Bug 358213

Summary:	helgrind/drd bar_bad testcase hangs or crashes with new glibc pthread barrier implementation
Product:	[Developer tools] valgrind	Reporter:	Mark Wielaard <mark>
Component:	helgrind	Assignee:	Julian Seward <jseward>
Status:	RESOLVED FIXED
Severity:	normal	CC:	alex.kanavin, ivosh, mips32r2, philippe.waroquiers
Priority:	NOR
Version:	3.11 SVN
Target Milestone:	---
Platform:	Other
OS:	Linux
Latest Commit:		Version Fixed In:
Attachments:	pthread_barrier-vs-newer-glibc-implementation pthread_barrier-vs-newer-glibc-implementation-drd-helgrind Make bar_bad test more deterministic. make bar_bad test more deterministic, attempt two

Description Mark Wielaard 2016-01-19 15:13:20 UTC

glibc 2.23-pre got a new pthread barrier implementation:
https://sourceware.org/ml/libc-alpha/2016-01/msg00338.html
It reacts differently on bad usage of a barrier like we do in bar_bad.vgtest to see whether helgrind detects the bad usage. In particular it will hang the bar_bad testcase.

Reproducible: Always

Comment 1 Mark Wielaard 2016-01-19 15:15:15 UTC

Created attachment 96738 [details]
pthread_barrier-vs-newer-glibc-implementation

These changes make the bar_bad testcase PASS against both the old and new implementation.

Comment 2 Mark Wielaard 2016-01-20 13:01:00 UTC

The patch to the testscase only works for helgrind, but the test program is also used under drd. It needs some different changes or you will get two failures:

drd/tests/bar_bad                        (stderr)
drd/tests/bar_bad_xml                    (stderr)

Comment 3 Mark Wielaard 2016-01-21 12:10:02 UTC

The problem fixing this for drd is that DRD_(barrier_destroy) is called after pthread_barrier_destroy. But that call might now hang and then bar_bad invokes a watchdog to exit the program, so the post handler is never called.

Comment 4 Mark Wielaard 2016-01-21 12:51:28 UTC

Created attachment 96765 [details]
pthread_barrier-vs-newer-glibc-implementation-drd-helgrind

Simplest option to solve the drd issue is to do like in the helgrind case and have two variants of the exp files. One of which will have pthread_barrier_destroy hang, and so then drd will just not see that it wasn't a barrier. Which isn't ideal, but since it is the last test in the batch it seems it doesn't impact things too much.

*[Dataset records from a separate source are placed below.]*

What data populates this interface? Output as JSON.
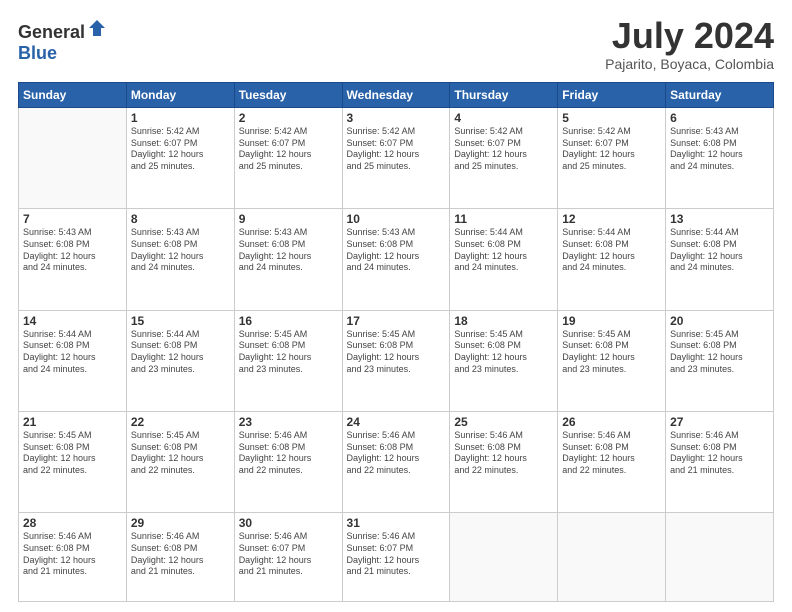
{
  "header": {
    "logo_general": "General",
    "logo_blue": "Blue",
    "month_year": "July 2024",
    "location": "Pajarito, Boyaca, Colombia"
  },
  "weekdays": [
    "Sunday",
    "Monday",
    "Tuesday",
    "Wednesday",
    "Thursday",
    "Friday",
    "Saturday"
  ],
  "weeks": [
    [
      {
        "day": "",
        "sunrise": "",
        "sunset": "",
        "daylight": ""
      },
      {
        "day": "1",
        "sunrise": "Sunrise: 5:42 AM",
        "sunset": "Sunset: 6:07 PM",
        "daylight": "Daylight: 12 hours and 25 minutes."
      },
      {
        "day": "2",
        "sunrise": "Sunrise: 5:42 AM",
        "sunset": "Sunset: 6:07 PM",
        "daylight": "Daylight: 12 hours and 25 minutes."
      },
      {
        "day": "3",
        "sunrise": "Sunrise: 5:42 AM",
        "sunset": "Sunset: 6:07 PM",
        "daylight": "Daylight: 12 hours and 25 minutes."
      },
      {
        "day": "4",
        "sunrise": "Sunrise: 5:42 AM",
        "sunset": "Sunset: 6:07 PM",
        "daylight": "Daylight: 12 hours and 25 minutes."
      },
      {
        "day": "5",
        "sunrise": "Sunrise: 5:42 AM",
        "sunset": "Sunset: 6:07 PM",
        "daylight": "Daylight: 12 hours and 25 minutes."
      },
      {
        "day": "6",
        "sunrise": "Sunrise: 5:43 AM",
        "sunset": "Sunset: 6:08 PM",
        "daylight": "Daylight: 12 hours and 24 minutes."
      }
    ],
    [
      {
        "day": "7",
        "sunrise": "Sunrise: 5:43 AM",
        "sunset": "Sunset: 6:08 PM",
        "daylight": "Daylight: 12 hours and 24 minutes."
      },
      {
        "day": "8",
        "sunrise": "Sunrise: 5:43 AM",
        "sunset": "Sunset: 6:08 PM",
        "daylight": "Daylight: 12 hours and 24 minutes."
      },
      {
        "day": "9",
        "sunrise": "Sunrise: 5:43 AM",
        "sunset": "Sunset: 6:08 PM",
        "daylight": "Daylight: 12 hours and 24 minutes."
      },
      {
        "day": "10",
        "sunrise": "Sunrise: 5:43 AM",
        "sunset": "Sunset: 6:08 PM",
        "daylight": "Daylight: 12 hours and 24 minutes."
      },
      {
        "day": "11",
        "sunrise": "Sunrise: 5:44 AM",
        "sunset": "Sunset: 6:08 PM",
        "daylight": "Daylight: 12 hours and 24 minutes."
      },
      {
        "day": "12",
        "sunrise": "Sunrise: 5:44 AM",
        "sunset": "Sunset: 6:08 PM",
        "daylight": "Daylight: 12 hours and 24 minutes."
      },
      {
        "day": "13",
        "sunrise": "Sunrise: 5:44 AM",
        "sunset": "Sunset: 6:08 PM",
        "daylight": "Daylight: 12 hours and 24 minutes."
      }
    ],
    [
      {
        "day": "14",
        "sunrise": "Sunrise: 5:44 AM",
        "sunset": "Sunset: 6:08 PM",
        "daylight": "Daylight: 12 hours and 24 minutes."
      },
      {
        "day": "15",
        "sunrise": "Sunrise: 5:44 AM",
        "sunset": "Sunset: 6:08 PM",
        "daylight": "Daylight: 12 hours and 23 minutes."
      },
      {
        "day": "16",
        "sunrise": "Sunrise: 5:45 AM",
        "sunset": "Sunset: 6:08 PM",
        "daylight": "Daylight: 12 hours and 23 minutes."
      },
      {
        "day": "17",
        "sunrise": "Sunrise: 5:45 AM",
        "sunset": "Sunset: 6:08 PM",
        "daylight": "Daylight: 12 hours and 23 minutes."
      },
      {
        "day": "18",
        "sunrise": "Sunrise: 5:45 AM",
        "sunset": "Sunset: 6:08 PM",
        "daylight": "Daylight: 12 hours and 23 minutes."
      },
      {
        "day": "19",
        "sunrise": "Sunrise: 5:45 AM",
        "sunset": "Sunset: 6:08 PM",
        "daylight": "Daylight: 12 hours and 23 minutes."
      },
      {
        "day": "20",
        "sunrise": "Sunrise: 5:45 AM",
        "sunset": "Sunset: 6:08 PM",
        "daylight": "Daylight: 12 hours and 23 minutes."
      }
    ],
    [
      {
        "day": "21",
        "sunrise": "Sunrise: 5:45 AM",
        "sunset": "Sunset: 6:08 PM",
        "daylight": "Daylight: 12 hours and 22 minutes."
      },
      {
        "day": "22",
        "sunrise": "Sunrise: 5:45 AM",
        "sunset": "Sunset: 6:08 PM",
        "daylight": "Daylight: 12 hours and 22 minutes."
      },
      {
        "day": "23",
        "sunrise": "Sunrise: 5:46 AM",
        "sunset": "Sunset: 6:08 PM",
        "daylight": "Daylight: 12 hours and 22 minutes."
      },
      {
        "day": "24",
        "sunrise": "Sunrise: 5:46 AM",
        "sunset": "Sunset: 6:08 PM",
        "daylight": "Daylight: 12 hours and 22 minutes."
      },
      {
        "day": "25",
        "sunrise": "Sunrise: 5:46 AM",
        "sunset": "Sunset: 6:08 PM",
        "daylight": "Daylight: 12 hours and 22 minutes."
      },
      {
        "day": "26",
        "sunrise": "Sunrise: 5:46 AM",
        "sunset": "Sunset: 6:08 PM",
        "daylight": "Daylight: 12 hours and 22 minutes."
      },
      {
        "day": "27",
        "sunrise": "Sunrise: 5:46 AM",
        "sunset": "Sunset: 6:08 PM",
        "daylight": "Daylight: 12 hours and 21 minutes."
      }
    ],
    [
      {
        "day": "28",
        "sunrise": "Sunrise: 5:46 AM",
        "sunset": "Sunset: 6:08 PM",
        "daylight": "Daylight: 12 hours and 21 minutes."
      },
      {
        "day": "29",
        "sunrise": "Sunrise: 5:46 AM",
        "sunset": "Sunset: 6:08 PM",
        "daylight": "Daylight: 12 hours and 21 minutes."
      },
      {
        "day": "30",
        "sunrise": "Sunrise: 5:46 AM",
        "sunset": "Sunset: 6:07 PM",
        "daylight": "Daylight: 12 hours and 21 minutes."
      },
      {
        "day": "31",
        "sunrise": "Sunrise: 5:46 AM",
        "sunset": "Sunset: 6:07 PM",
        "daylight": "Daylight: 12 hours and 21 minutes."
      },
      {
        "day": "",
        "sunrise": "",
        "sunset": "",
        "daylight": ""
      },
      {
        "day": "",
        "sunrise": "",
        "sunset": "",
        "daylight": ""
      },
      {
        "day": "",
        "sunrise": "",
        "sunset": "",
        "daylight": ""
      }
    ]
  ]
}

Comment 5 Mark Wielaard 2016-01-21 14:55:20 UTC

Note that patch is missing the drd/test/Makefile.am addition of the two extra exp file:

diff --git a/drd/tests/Makefile.am b/drd/tests/Makefile.am
index 2885391..cfd74d0 100644
--- a/drd/tests/Makefile.am
+++ b/drd/tests/Makefile.am
@@ -81,8 +81,10 @@ EXTRA_DIST =                                        \
        atomic_var.stderr.exp                       \
        atomic_var.vgtest                           \
        bar_bad.stderr.exp                          \
+       bar_bad.stderr.exp-nohang                   \
        bar_bad.vgtest                              \
        bar_bad_xml.stderr.exp                      \
+       bar_bad_xml.stderr.exp-nohang               \
        bar_bad_xml.vgtest                          \
        bar_trivial.stderr.exp                      \
        bar_trivial.stdout.exp                      \

Comment 6 Mark Wielaard 2016-09-19 14:20:55 UTC

I checked in a workaround for the hang based on the attachement as valgrind svn r15962.

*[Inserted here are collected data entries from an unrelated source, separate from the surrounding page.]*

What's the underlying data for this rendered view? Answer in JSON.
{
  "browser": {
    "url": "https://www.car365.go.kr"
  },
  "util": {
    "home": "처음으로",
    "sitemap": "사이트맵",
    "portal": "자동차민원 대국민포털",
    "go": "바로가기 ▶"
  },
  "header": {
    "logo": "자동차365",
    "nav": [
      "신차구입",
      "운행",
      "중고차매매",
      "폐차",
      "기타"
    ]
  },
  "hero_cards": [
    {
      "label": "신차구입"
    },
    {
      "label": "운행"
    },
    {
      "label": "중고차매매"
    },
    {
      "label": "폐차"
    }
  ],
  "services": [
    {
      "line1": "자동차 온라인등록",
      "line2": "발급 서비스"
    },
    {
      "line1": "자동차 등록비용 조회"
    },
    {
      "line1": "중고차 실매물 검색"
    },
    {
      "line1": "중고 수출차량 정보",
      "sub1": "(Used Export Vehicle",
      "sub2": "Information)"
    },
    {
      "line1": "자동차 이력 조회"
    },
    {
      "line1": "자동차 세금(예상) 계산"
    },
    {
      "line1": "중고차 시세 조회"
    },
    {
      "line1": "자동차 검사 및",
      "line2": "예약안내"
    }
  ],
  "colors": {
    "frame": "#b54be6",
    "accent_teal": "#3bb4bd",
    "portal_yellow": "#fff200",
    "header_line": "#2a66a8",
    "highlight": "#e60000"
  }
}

This does make sure that the tests don't hang indefenitely. But they do introduce (more) non-determinism that occassionally causes these tests to fail or even trigger an internal drd assert (drd_barrier.c:352 (vgDrd_barrier_pre_wait): Assertion 'p' failed.)

Comment 7 Julian Seward 2016-10-19 12:02:40 UTC

Should we close this now?

Comment 8 Mark Wielaard 2016-10-19 12:09:38 UTC

(In reply to Julian Seward from comment #7)
> Should we close this now?

No, I don't think it should. There is now a workaround in place that makes sure the test doesn't hang. But now that test (non-deterministically) fails or even crashes valgrind itself.

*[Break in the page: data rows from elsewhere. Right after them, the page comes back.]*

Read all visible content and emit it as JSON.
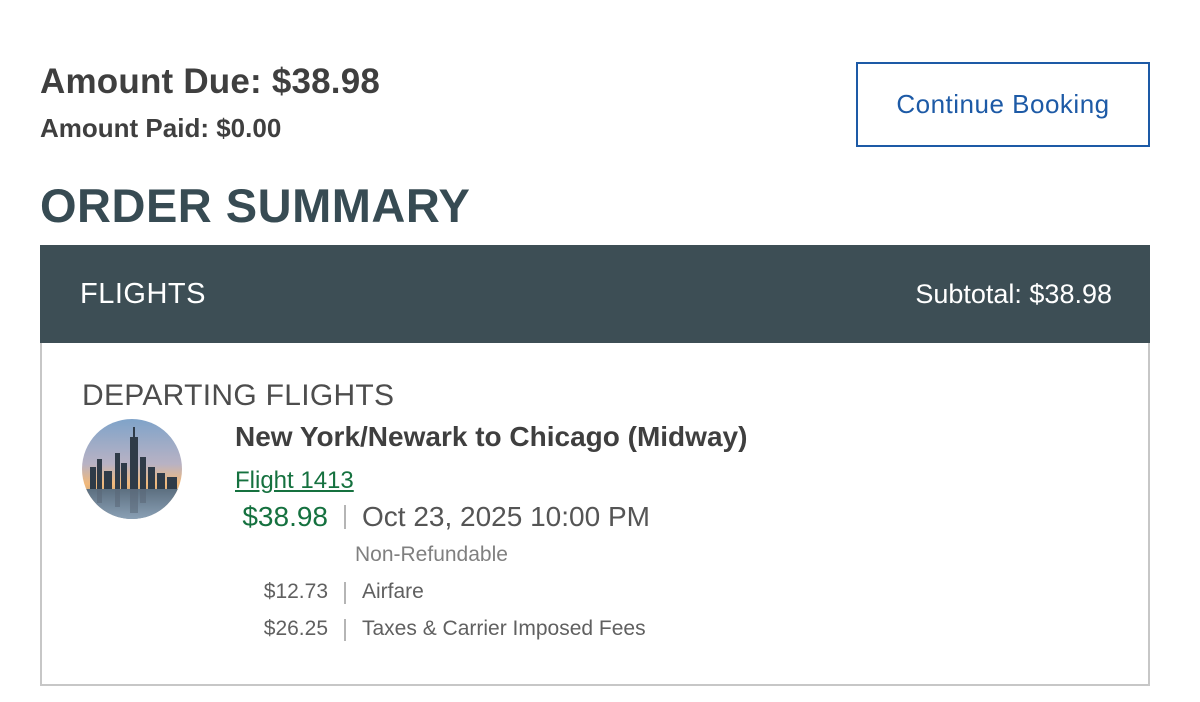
{
  "summary": {
    "amount_due": "Amount Due: $38.98",
    "amount_paid": "Amount Paid: $0.00",
    "continue_label": "Continue Booking",
    "order_title": "ORDER SUMMARY"
  },
  "flights": {
    "header_label": "FLIGHTS",
    "subtotal": "Subtotal: $38.98",
    "section_label": "DEPARTING FLIGHTS",
    "route": "New York/Newark to Chicago (Midway)",
    "flight_link": "Flight 1413",
    "price": "$38.98",
    "datetime": "Oct 23, 2025 10:00 PM",
    "refund_policy": "Non-Refundable",
    "fees": [
      {
        "amount": "$12.73",
        "label": "Airfare"
      },
      {
        "amount": "$26.25",
        "label": "Taxes & Carrier Imposed Fees"
      }
    ],
    "thumbnail_icon": "city-skyline-photo"
  },
  "colors": {
    "brand_dark": "#3d4e55",
    "link_blue": "#1d5aa6",
    "price_green": "#15713f"
  }
}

Comment 9 Petar Jovanovic 2016-11-09 16:24:43 UTC

Created attachment 102144 [details]
Make bar_bad test more deterministic.

At some MIPS boards, thread slp2 may end before ext1 ends and that makes the test fail again. One of my colleagues suggested a patch in which the main thread waits for slp2 termination. This makes the test more deterministic.

Comment 10 Petar Jovanovic 2016-11-15 18:20:28 UTC

Created attachment 102247 [details]
make bar_bad test more deterministic, attempt two

The previous patch will break DRD. Instead of pthread_join(), we can experiment with pthread_cancel().

Comment 11 Petar Jovanovic 2016-11-23 17:45:14 UTC

(In reply to Petar Jovanovic from comment #10)
> Created attachment 102247 [details]
> make bar_bad test more deterministic, attempt two
> 
> The previous patch will break DRD. Instead of pthread_join(), we can
> experiment with pthread_cancel().

This patch, slightly modified, was committed in r16154.

Comment 12 Philippe Waroquiers 2016-11-29 22:54:54 UTC

Was fixed in r16154, fix announced in NEWS revision 16165

Comment 13 Alexander Kanavin 2020-12-12 21:42:45 UTC

Sadly I am still seeing the sporadic failures in bar_bad/bar_bad_xml. Reported here:
https://bugs.kde.org/show_bug.cgi?id=430321